Foi aí que comecei a pensar nas festas de São João. Pensei em como era impossível me fantasiar de caipira porque caipira eu já era e sigo sendo. Adorava as festas juninas, muito mais do que o carnaval. Sinto saudade todo ano de comer um prato de canjica com amendoim. Mas passa. Ai de mim se não!
Nesses dias de carne crua exposta e à mercê das fotos lá no fundo da caixa, imagens amareladas sem qualquer zoom possível, uma imagem da menina de seis anos, ainda analfabeta, ainda incontinente, gargalhando sem os dentes da frente enquanto dança quadrilha com o colega. Martinho era meu namoradinho na época. A sala tirava um cochilo em algum momento da aula e nós, crianças, todos deitados em esteiras que, em casa, a gente guardava para quando fossem necessárias, ao lado dos enfeites de Natal, as esteiras de praia lá nas profundezas de Minas. Deitados para um cochilo, Martinho buscava meus olhos e quando os encontrava, piscava. Era isso quase sempre. Na minha cabeça, seu nome era Marto. Ele está gravado nessa foto junina numa tarde de imensa alegria minha.
No meu Spotify tocou Ponta de Areia. Preciso enviar uma foto minha para uma jornalista. Escolho uma e olho a da festa junina. Quarenta anos separam aquela menina analfabeta de mim.
Apesar de uma vida, sigo imatura como aquela da foto de São João, rindo à toa, parecendo uma boba. Também sigo acreditando no amor. Não no do Martinho, mas no de piscadas dos olhos que ainda se buscam e que ainda não se encontraram porque o amor segue sempre vivo, mesmo que a gente adormeça e morra. E que volte sempre o amor, mesmo que a gente o mande embora por venda, por troca ou por desistência.

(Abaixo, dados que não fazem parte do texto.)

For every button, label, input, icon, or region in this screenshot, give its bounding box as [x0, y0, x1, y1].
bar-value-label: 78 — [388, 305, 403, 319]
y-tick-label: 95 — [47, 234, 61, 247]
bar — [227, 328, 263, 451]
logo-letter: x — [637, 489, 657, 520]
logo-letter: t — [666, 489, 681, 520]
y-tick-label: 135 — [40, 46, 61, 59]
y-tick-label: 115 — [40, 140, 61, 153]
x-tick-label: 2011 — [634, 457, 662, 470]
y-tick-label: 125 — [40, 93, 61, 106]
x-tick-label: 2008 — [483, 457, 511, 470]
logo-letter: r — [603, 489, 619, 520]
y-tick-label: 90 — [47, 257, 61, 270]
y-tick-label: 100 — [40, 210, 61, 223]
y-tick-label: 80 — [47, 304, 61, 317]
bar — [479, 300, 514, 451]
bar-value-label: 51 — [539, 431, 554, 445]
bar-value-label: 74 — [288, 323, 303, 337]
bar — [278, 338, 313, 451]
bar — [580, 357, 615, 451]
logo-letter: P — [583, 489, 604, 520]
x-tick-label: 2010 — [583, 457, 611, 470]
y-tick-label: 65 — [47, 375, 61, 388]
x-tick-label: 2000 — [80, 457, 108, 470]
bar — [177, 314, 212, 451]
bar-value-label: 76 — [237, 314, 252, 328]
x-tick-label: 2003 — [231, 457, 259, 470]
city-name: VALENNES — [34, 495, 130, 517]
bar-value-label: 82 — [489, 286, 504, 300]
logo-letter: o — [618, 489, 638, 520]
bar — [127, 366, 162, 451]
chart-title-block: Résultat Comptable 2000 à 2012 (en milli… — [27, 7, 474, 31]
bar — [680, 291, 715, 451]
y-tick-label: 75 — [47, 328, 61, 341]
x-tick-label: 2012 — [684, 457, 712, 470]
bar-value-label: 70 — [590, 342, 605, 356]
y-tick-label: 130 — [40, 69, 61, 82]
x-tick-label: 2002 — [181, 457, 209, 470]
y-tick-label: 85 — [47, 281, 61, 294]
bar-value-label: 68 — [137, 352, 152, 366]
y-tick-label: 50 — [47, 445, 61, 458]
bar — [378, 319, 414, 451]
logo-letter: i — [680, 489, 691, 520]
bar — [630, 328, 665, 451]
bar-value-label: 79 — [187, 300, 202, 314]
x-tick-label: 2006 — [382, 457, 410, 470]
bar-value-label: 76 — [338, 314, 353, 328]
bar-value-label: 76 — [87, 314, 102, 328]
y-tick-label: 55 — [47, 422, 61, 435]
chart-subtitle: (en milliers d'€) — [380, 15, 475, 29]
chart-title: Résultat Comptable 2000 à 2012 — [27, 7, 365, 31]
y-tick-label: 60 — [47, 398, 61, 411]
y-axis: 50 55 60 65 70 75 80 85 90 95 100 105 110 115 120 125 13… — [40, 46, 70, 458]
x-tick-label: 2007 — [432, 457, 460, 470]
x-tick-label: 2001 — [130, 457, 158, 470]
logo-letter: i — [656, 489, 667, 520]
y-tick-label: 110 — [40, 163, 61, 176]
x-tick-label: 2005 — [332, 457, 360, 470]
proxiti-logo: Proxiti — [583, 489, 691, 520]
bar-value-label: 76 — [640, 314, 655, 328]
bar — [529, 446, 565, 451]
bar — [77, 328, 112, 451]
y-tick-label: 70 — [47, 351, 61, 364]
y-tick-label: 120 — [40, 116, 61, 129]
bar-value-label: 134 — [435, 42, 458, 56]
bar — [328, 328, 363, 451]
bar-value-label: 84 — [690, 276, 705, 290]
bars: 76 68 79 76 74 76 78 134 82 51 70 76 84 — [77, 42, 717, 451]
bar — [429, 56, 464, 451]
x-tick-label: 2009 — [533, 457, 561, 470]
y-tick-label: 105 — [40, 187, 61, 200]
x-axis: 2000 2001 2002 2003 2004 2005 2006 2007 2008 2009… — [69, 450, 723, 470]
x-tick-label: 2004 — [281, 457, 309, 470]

Eu tinha um gato de porcelana horroroso, mas de estimação. Era tão feio que minha mãe não me deixava trazê-lo pra casa. Morava na casa da vó. Chamava-se Gato – tenho alguma dificuldade com títulos. Numa noite de festa junina, algodão doce colando os dedos, entreguei à moça da barraca da pescaria o papelzinho com o meu número, minha senha pra brincar. Tive três chances de pescar um peixinho de cartolina. Quando consegui, aguardei ansiosamente a minha prenda. Nas mãos da moça, reluzente e familiar, o meu gato feio de porcelana. A mãe me pediu desculpas e ele voltou pra casa comigo. Tive tanto medo de perdê-lo que acabei quebrando o gato enquanto levava ele pra todo lado. Mas é preciso – não acreditar – saber que o amor encontra a gente de volta, se a gente não quebrá-lo antes.
Ponta de areia acabou de tocar e já me sinto bem melhor.